Attendance at Board and Board Committee meetings during the year ended 31 March 2010

 

 
              Board
               Audit
              Finance
               Remuneration
               Nominations
A B A B A B A B A B
                     
T. Roche 12 12 - - - - 5 5 2 2
J. Barry 12 12 - - - - - - 2 2
B. Kearney 12 12 2 2 - - 5 5 2 2
C. Nash 12 12 2 2 - - - - 2 2
D. Tierney 12 12 2 2 - - 5 5 2 2
M. Walsh 12 12 - - - - - - - -

 

Column A – indicates the number of meetings held during the period the Director was a member of the Board and/or Committee.
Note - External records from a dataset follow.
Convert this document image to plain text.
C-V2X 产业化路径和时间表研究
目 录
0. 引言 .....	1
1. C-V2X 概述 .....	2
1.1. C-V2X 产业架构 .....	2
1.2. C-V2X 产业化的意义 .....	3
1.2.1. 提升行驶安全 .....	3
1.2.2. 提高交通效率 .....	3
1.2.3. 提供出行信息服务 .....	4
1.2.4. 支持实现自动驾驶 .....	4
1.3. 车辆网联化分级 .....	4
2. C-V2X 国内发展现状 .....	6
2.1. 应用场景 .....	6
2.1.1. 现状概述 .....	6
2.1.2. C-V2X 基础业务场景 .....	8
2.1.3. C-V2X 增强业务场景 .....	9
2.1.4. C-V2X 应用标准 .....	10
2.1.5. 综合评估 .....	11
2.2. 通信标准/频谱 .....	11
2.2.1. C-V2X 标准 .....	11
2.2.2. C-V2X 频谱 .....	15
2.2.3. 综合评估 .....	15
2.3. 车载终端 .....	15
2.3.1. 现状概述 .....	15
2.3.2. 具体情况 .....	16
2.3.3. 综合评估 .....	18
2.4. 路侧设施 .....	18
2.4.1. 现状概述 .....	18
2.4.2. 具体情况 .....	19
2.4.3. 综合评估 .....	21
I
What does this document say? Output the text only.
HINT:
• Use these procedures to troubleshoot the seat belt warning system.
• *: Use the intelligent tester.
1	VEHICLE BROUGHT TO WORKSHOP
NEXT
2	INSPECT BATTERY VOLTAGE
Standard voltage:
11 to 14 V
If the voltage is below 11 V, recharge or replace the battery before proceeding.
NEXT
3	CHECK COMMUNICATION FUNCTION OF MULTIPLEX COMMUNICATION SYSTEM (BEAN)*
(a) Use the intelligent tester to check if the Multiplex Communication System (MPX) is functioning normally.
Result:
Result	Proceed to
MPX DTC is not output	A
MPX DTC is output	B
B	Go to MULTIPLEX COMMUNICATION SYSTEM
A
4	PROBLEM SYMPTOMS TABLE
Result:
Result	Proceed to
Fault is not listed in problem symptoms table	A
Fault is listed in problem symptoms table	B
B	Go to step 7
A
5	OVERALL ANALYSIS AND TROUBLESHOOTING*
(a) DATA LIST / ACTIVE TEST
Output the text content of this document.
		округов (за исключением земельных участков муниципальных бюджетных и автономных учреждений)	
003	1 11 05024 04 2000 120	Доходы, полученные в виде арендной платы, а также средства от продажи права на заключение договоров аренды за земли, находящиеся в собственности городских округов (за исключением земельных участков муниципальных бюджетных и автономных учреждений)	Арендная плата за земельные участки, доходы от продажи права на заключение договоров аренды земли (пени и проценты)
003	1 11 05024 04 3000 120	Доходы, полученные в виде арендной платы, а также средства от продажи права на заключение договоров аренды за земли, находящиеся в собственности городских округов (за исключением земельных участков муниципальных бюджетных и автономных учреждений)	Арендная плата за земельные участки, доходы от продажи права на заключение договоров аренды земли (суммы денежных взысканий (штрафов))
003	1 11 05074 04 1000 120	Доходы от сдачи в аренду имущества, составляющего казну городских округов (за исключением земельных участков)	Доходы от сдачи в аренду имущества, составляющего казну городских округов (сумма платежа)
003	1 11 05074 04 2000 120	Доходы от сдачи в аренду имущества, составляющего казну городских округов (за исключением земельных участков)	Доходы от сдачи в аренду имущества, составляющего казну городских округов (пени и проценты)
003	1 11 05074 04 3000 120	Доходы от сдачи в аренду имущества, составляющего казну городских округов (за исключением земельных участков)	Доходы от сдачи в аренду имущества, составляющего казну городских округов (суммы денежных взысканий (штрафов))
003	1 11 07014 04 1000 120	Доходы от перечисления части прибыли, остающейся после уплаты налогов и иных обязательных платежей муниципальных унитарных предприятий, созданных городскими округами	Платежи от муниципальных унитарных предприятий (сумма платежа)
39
Column B – indicates the number of meetings attended during the period the Director was a member of the Board and/or Committee.

 

Going Concern
The Directors, having made enquiries, believe that the Group and the Company have adequate resources to continue in operational existence for the foreseeable future. Accordingly, they continue to adopt the going concern basis in preparing the financial statements.

 

Compliance Statement
The Company has complied throughout the year with the relevant provisions of the 2008 FRC Combined Code except that:

- the majority of Board Directors are not independent;
- share options have been granted to non-executive Directors and there is no restriction on the disposal of shares after the exercise of such options;
- the Chairman of the Board is not an independent Director;
- the Chairman and one of the members of the Remuneration Committee are not independent Directors;
- the majority of the members of the Nominations Committee were not independent;
- the Audit Committee does not have three independent non-executive directors;
- the Senior Independent Director has not attended meetings with major shareholders, but has been available to meet shareholders. No meetings were requested by any shareholder with the Senior Independent Director;
- formal structures for staff to raise concerns about possible improprieties in the Group were not in place during the year.